Davis writes: "The leading case in New York on the interpretation of attorney retainer agreements is Shaw v. Manufacturers Hanover Trust, 68 N.Y.2d 172, 499 N.E.2d 864, 507 N.Y.S.2d 610 (Oct. 14, 1986). In Shaw, the plaintiff’s attorney had a signed retainer agreement that provided for a contingent fee for prosecuting or settling a claim for personal injury, but was silent regarding appeals. After a trial and a defendant’s verdict, the attorney sought litigation expenses for an appeal, which the plaintiff refused to advance. The attorney was replaced, and an appeal was taken, resulting in a reversal and remand for a new trial. On the retrial, the case was settled for $1.5 million, against which the original attorney sought to collect a fee.
The client objected to the fee application on two grounds: first, that the retainer had ended with the adverse verdict; second, that the attorney had breached the agreement by refusing to proceed with the appeal except on new terms. The New York State Court of Appeals agreed that both arguments were reasonable and denied the fee request.
The Court said, "The importance of an attorney’s clear agreement with a client as to the essential terms of representation cannot be overstated. The client should be fully informed of all relevant facts and the basis of the fee charges, especially in contingent fee arrangements . . . an agreement between client and attorney [must] be construed most favorably for the client . . . . Had the client maintained that the retainer agreement required respondent’s representation through conclusion of the matter . . . that would have been the mandated interpretation. But where, as here, the client has asserted that the contract terminated upon entry of an adverse judgment we hold that the agreement must be construed so to provide."
In Friedman v. Park Cake, 34 A.D.3d 286, 825 N.Y.S.2d 11 (1st Dept. 2006), the Appellate Division upheld Supreme Court’s denial of an application by the plaintiff to deny counsel fees to his attorney after his personal injury case was settled with his consent for $90,000, because allegedly the attorney failed to inform the client of a medical lien that reduced his share of the recovery. The attorney had not only a signed retainer agreement but also a form titled "General Instructions to Our Clients," which discussed plaintiffs’ responsibility for liens and said that liens would be deducted from any recovery. Accordingly, the court held that the attorney had not breached any identifiable duty to instruct the client about liens and was entitled to his entire fee.
From an attorney’s standpoint, the lesson taught by these cases is that a contingent fee retainer agreement should contain clear language stating that the legal services to be provided in prosecuting or adjusting a personal injury claim does not include legal services relative to the negotiation or litigation of any Medicaid lien under Ahlborn.
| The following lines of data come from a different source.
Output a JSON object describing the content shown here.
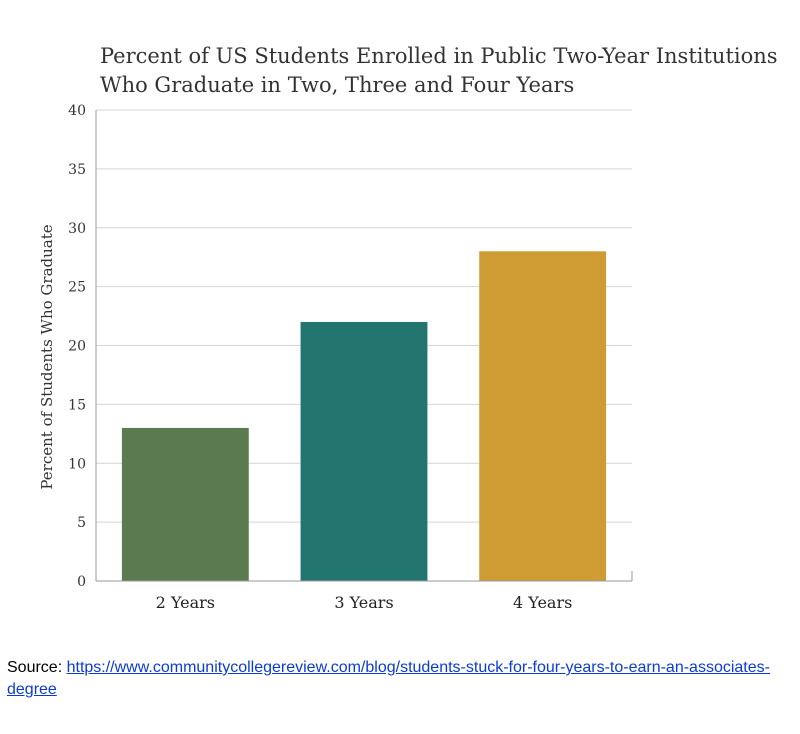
{
  "chart_data": {
    "type": "bar",
    "title_lines": [
      "Percent of US Students Enrolled in Public Two-Year Institutions",
      "Who Graduate in Two, Three and Four Years"
    ],
    "ylabel": "Percent of Students Who Graduate",
    "xlabel": "",
    "ylim": [
      0,
      40
    ],
    "yticks": [
      0,
      5,
      10,
      15,
      20,
      25,
      30,
      35,
      40
    ],
    "grid": true,
    "categories": [
      "2 Years",
      "3 Years",
      "4 Years"
    ],
    "values": [
      13,
      22,
      28
    ],
    "colors": [
      "#5b7a4f",
      "#23766f",
      "#cf9c33"
    ]
  },
  "source": {
    "prefix": "Source: ",
    "link_text": "https://www.communitycollegereview.com/blog/students-stuck-for-four-years-to-earn-an-associates-degree"
  }
}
In fact, to be safe, the retainer should list all those legal services the attorney will not provide – appeals, settlement or litigation of liens, creation and administration of supplemental needs trusts or guardianships, Surrogate’s Court proceedings, collection and enforcement of judgments, withdrawal of funds deposited pursuant to an Infant Compromise Order, etc. – limited only by the Appellate Division’s rules."